There's a scene where they have their first kiss, in an elevator heading down to the creepy basement level of a creepy parking garage. He hits the emergency stop, and in her point of view, she straight up says that she absolutely isn't sure whether he is going to strangle her or kiss her.  I hate to be a buzzkill, but people THAT. IS. NOT. SEXY.
"You drive a 2003 Honda Accord. Silver. Filthy messy inside. Chronic gearbox issues. If it were a horse, you'd shoot it." The elevator arrives and I step in cautiously.

"You're a way better stalker than I am." I feel a chill of fear when I see his big thumb push the B button. He looks down at me, his eyes dark and intense. He's clearly deliberating something.

Maybe he'll murder me down there. I'll end up dead in a Dumpster. The investigators will see my fishnets and heavy eye makeup and assume I'm a hooker. They'll follow all the wrong leads. Meanwhile, Joshua will be calmly bleaching all my DNA off his shoes and making himself a sandwich.

"Serial killer eyes." I wish I didn't sound so scared. He looks over my shoulder at his reflection in the shiny wall of the elevator.

"I see what you mean. You've got your horny eyes on." He spirals his finger dramatically over the elevator button panel.

"Nope, these are my serial killer eyes too."

He lets out a deep breath and pushes the emergency stop button and we judder to a halt."

"Please don't kill me. There's probably a camera." I take a step backward in fright.

"I doubt it." He looms over me. He raises his hands and I start to lift my arms to shield my face like I'm in some awful schlocky drive-in horror movie. This is it. He's lost his sanity."
I will say that I was pretty sure as a reader that he wasn't going to strangle her (on account of, then it wouldn't be a romance.) Other readers that I've talked to are convinced that Lucy knows it too.

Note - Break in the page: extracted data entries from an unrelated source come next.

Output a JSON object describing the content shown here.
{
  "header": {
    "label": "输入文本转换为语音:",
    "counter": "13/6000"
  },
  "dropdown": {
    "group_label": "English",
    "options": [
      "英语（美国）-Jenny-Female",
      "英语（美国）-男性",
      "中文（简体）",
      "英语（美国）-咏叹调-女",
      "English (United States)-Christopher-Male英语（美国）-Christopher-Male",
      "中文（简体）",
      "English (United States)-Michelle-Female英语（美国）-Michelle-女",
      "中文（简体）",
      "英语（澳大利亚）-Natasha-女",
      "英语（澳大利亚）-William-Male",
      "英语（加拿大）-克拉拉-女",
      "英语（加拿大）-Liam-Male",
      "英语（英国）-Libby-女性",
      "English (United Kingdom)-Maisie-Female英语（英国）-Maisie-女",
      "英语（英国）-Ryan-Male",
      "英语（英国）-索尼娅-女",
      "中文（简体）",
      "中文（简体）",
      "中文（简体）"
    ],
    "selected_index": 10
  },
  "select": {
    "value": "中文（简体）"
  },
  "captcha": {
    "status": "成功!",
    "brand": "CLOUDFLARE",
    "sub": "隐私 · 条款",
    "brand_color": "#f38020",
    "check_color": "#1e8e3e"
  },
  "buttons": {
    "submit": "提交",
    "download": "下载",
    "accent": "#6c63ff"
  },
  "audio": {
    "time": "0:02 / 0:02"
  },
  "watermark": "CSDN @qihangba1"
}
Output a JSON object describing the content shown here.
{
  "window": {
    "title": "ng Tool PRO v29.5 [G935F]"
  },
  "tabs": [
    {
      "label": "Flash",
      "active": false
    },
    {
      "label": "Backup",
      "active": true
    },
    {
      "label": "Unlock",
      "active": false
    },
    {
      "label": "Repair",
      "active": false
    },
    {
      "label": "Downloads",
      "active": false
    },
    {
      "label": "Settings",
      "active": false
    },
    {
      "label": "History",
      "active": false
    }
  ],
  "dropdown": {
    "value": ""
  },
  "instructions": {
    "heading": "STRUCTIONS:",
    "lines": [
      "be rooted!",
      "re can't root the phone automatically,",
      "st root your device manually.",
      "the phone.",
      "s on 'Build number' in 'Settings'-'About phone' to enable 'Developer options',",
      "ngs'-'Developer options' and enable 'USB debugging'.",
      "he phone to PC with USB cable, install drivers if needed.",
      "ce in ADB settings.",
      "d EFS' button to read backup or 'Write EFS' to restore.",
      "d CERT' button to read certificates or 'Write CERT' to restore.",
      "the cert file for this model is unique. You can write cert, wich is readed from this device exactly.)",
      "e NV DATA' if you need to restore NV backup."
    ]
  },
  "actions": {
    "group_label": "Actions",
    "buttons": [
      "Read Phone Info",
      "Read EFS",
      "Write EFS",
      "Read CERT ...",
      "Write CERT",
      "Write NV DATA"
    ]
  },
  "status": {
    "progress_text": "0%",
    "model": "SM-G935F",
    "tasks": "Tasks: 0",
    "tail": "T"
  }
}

I guess I'm just not subtle enough of a reader to feel sure about that. I thought that the games Lucy plays were kind of immature and, well, stupid. It made me not like her very much. It was also not exactly clear to me whether Josh was really playing her or if she was inflating all of this in her own head.

Redeeming Things
When you finally start to understand where Josh is coming from, it gets better.  There is a scene where Lucy tells off Josh's nemesis and it is EPIC.  Worth the book for that scene alone.  It was very, very good. 

The sexual tension between the two is sky-high (especially when she stops with the strangling references).  This is a slow-burn book, with lots of unconsummated make-out sessions. Josh refuses to actually have sex with her multiple times, and she's weird about it. He's weird about it. It's got a very different vibe to it than a lot of contemp romance.

Bottom Line
I'm going to say again: you should probably read this book. Then hopefully come back and tell me I'm not crazy for being the only one who doesn't love it...
 

1 comment:

Zeee @ I Heart Romance said...

I had a hard time getting into this book, actually. I have an ARC but I only read maybe a couple chapters.. the hero is a jerk though. ugh!